Kepala Seksi Intelijen (Kasi Intel) Kejari Tanjung Perak, I Made Agus Mahendra Iswara, S.H., M.H. menerangkan, berdasarkan hasil pemeriksaan internal, Kejari Tanjung Perak memastikan tidak ada penyimpangan, namun justru menemukan adanya indikasi tindak pidana penipuan yang dilakukan oleh oknum yang mengaku sebagai perantara (makelar kasus) kepada keluarga terdakwa.

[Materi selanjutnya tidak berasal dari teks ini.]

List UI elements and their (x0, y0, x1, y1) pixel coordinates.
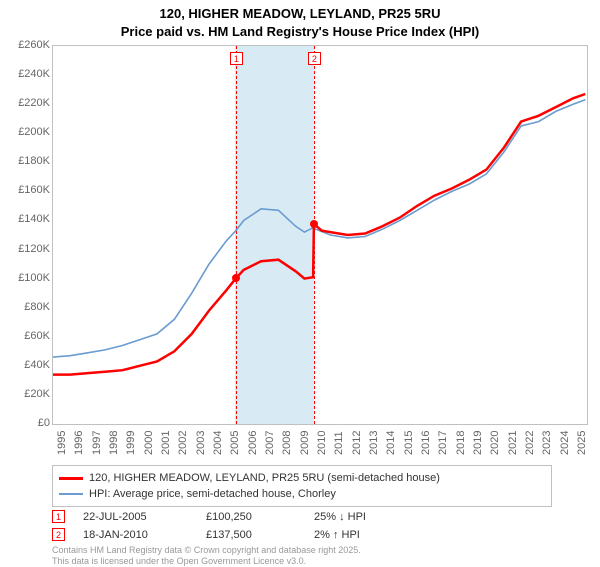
x-tick-label: 2009 (299, 431, 311, 455)
x-tick-label: 2012 (351, 431, 363, 455)
x-tick-label: 2017 (437, 431, 449, 455)
x-tick-label: 2019 (472, 431, 484, 455)
x-tick-label: 2005 (229, 431, 241, 455)
x-tick-label: 2000 (143, 431, 155, 455)
legend-label-property: 120, HIGHER MEADOW, LEYLAND, PR25 5RU (s… (89, 472, 440, 484)
x-tick-label: 2003 (195, 431, 207, 455)
y-tick-label: £220K (2, 97, 50, 109)
sale-point-1 (232, 274, 240, 282)
x-tick-label: 2024 (559, 431, 571, 455)
annotation-marker-2: 2 (52, 528, 65, 541)
x-tick-label: 2013 (368, 431, 380, 455)
x-tick-label: 2023 (541, 431, 553, 455)
x-tick-label: 2018 (455, 431, 467, 455)
y-tick-label: £40K (2, 359, 50, 371)
plot-area: 1 2 (52, 45, 588, 425)
y-tick-label: £180K (2, 155, 50, 167)
annotation-delta-1: 25% ↓ HPI (314, 511, 366, 523)
y-tick-label: £140K (2, 213, 50, 225)
property-line (53, 94, 585, 375)
x-tick-label: 2014 (385, 431, 397, 455)
x-tick-label: 1996 (73, 431, 85, 455)
annotation-marker-1: 1 (52, 510, 65, 523)
chart-title-address: 120, HIGHER MEADOW, LEYLAND, PR25 5RU (0, 6, 600, 21)
annotation-date-1: 22-JUL-2005 (83, 511, 188, 523)
x-tick-label: 2021 (507, 431, 519, 455)
annotation-delta-2: 2% ↑ HPI (314, 529, 360, 541)
y-tick-label: £120K (2, 243, 50, 255)
x-tick-label: 2022 (524, 431, 536, 455)
line-plot-svg (53, 46, 587, 424)
x-tick-label: 2007 (264, 431, 276, 455)
annotation-price-2: £137,500 (206, 529, 296, 541)
y-tick-label: £20K (2, 388, 50, 400)
x-tick-label: 2006 (247, 431, 259, 455)
annotation-row-2: 2 18-JAN-2010 £137,500 2% ↑ HPI (52, 528, 360, 541)
copyright-line-1: Contains HM Land Registry data © Crown c… (52, 545, 361, 556)
x-tick-label: 1997 (91, 431, 103, 455)
y-tick-label: £80K (2, 301, 50, 313)
y-tick-label: £240K (2, 68, 50, 80)
x-tick-label: 2020 (489, 431, 501, 455)
copyright-line-2: This data is licensed under the Open Gov… (52, 556, 361, 567)
x-tick-label: 1998 (108, 431, 120, 455)
x-tick-label: 2015 (403, 431, 415, 455)
y-tick-label: £160K (2, 184, 50, 196)
y-tick-label: £100K (2, 272, 50, 284)
y-tick-label: £60K (2, 330, 50, 342)
legend-row-hpi: HPI: Average price, semi-detached house,… (59, 486, 545, 502)
legend-swatch-red (59, 477, 83, 480)
chart-container: 120, HIGHER MEADOW, LEYLAND, PR25 5RU Pr… (0, 0, 600, 560)
annotation-row-1: 1 22-JUL-2005 £100,250 25% ↓ HPI (52, 510, 366, 523)
x-tick-label: 1995 (56, 431, 68, 455)
chart-subtitle: Price paid vs. HM Land Registry's House … (0, 24, 600, 39)
x-tick-label: 2010 (316, 431, 328, 455)
legend-swatch-blue (59, 493, 83, 495)
sale-point-2 (310, 220, 318, 228)
legend-row-property: 120, HIGHER MEADOW, LEYLAND, PR25 5RU (s… (59, 470, 545, 486)
annotation-date-2: 18-JAN-2010 (83, 529, 188, 541)
y-tick-label: £200K (2, 126, 50, 138)
x-tick-label: 2008 (281, 431, 293, 455)
x-tick-label: 2025 (576, 431, 588, 455)
legend-label-hpi: HPI: Average price, semi-detached house,… (89, 488, 336, 500)
x-tick-label: 2001 (160, 431, 172, 455)
x-tick-label: 1999 (125, 431, 137, 455)
y-tick-label: £260K (2, 39, 50, 51)
y-tick-label: £0 (2, 417, 50, 429)
x-tick-label: 2011 (333, 431, 345, 455)
x-tick-label: 2016 (420, 431, 432, 455)
copyright-notice: Contains HM Land Registry data © Crown c… (52, 545, 361, 567)
x-tick-label: 2004 (212, 431, 224, 455)
x-tick-label: 2002 (177, 431, 189, 455)
annotation-price-1: £100,250 (206, 511, 296, 523)
legend: 120, HIGHER MEADOW, LEYLAND, PR25 5RU (s… (52, 465, 552, 507)
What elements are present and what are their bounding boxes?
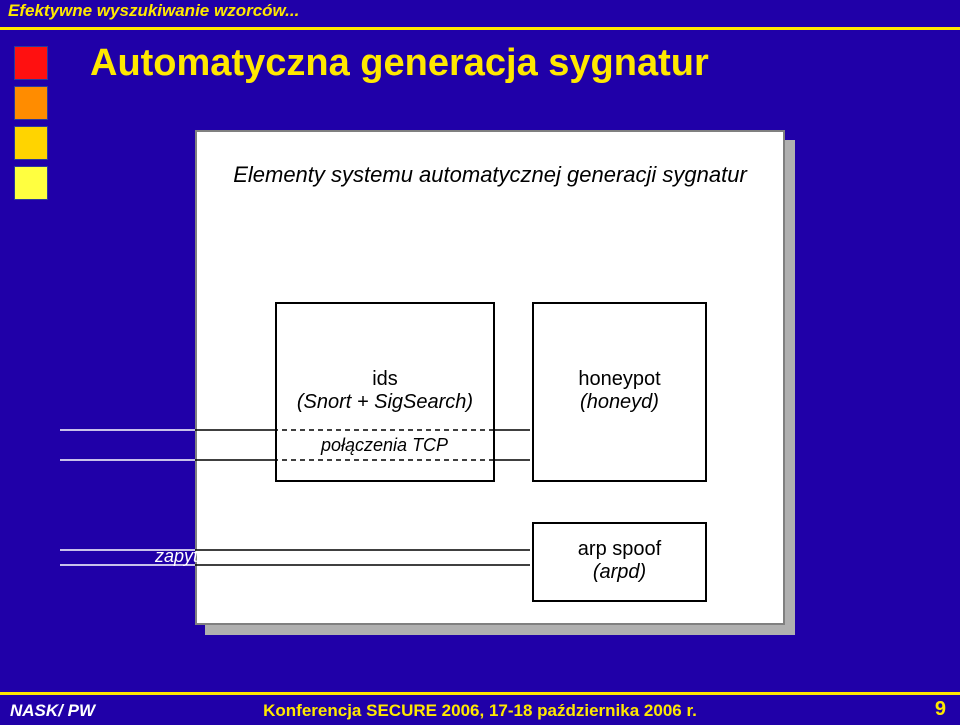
deco-square bbox=[14, 166, 48, 200]
side-decoration bbox=[14, 46, 48, 206]
slide-page: Efektywne wyszukiwanie wzorców... Automa… bbox=[0, 0, 960, 725]
deco-square bbox=[14, 86, 48, 120]
arp-label: arp spoof bbox=[534, 538, 705, 561]
honeypot-box: honeypot (honeyd) bbox=[532, 302, 707, 482]
diagram-panel: Elementy systemu automatycznej generacji… bbox=[195, 130, 785, 625]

"Kejaksaan mencurigai adanya kampanye negatif masif yang terorganisir di media sosial sebagai bagian dari upaya Corruption Fight Back, " ujarnya. Senin (20/10/2025).

Kronologi Perkara

Kejari Tanjung Perak telah menangani perkara tindak pidana narkotika dengan terdakwa Abd Sakur Bin Mat Hari dalam Perkara Nomor 1455/Pid.Sus/2025/PN Sby yang telah diputus oleh Pengadilan Negeri Surabaya dan berkekuatan hukum tetap (inkracht).

Terdakwa terbukti secara sah dan meyakinkan bersalah melakukan tindak pidana "Tanpa Hak menjadi perantara dalam jual beli Narkotika Golongan I dalam bentuk bukan tanaman yang beratnya lebih 5 (lima) gram" sebagaimana diatur dalam Pasal 114 ayat (2) UU RI No 35 Tahun 2009 tentang Narkotika.

Dalam perkara tersebut, Jaksa Penuntut Umum Dewi Kusumawati, S.H., mengajukan tuntutan pidana penjara selama 10 (sepuluh) tahun dan denda sebesar Rp 1.000.000.000, - (satu miliar rupiah) subsidair 1 (satu) tahun kurungan.

Majelis Hakim Pengadilan Negeri Surabaya kemudian menjatuhkan putusan pada tanggal 20 Agustus 2025 berupa pidana penjara selama 9 (sembilan) tahun dan denda sebesar Rp 1.000.000.000, - (satu miliar rupiah) subsidair 6 (enam) bulan kurungan.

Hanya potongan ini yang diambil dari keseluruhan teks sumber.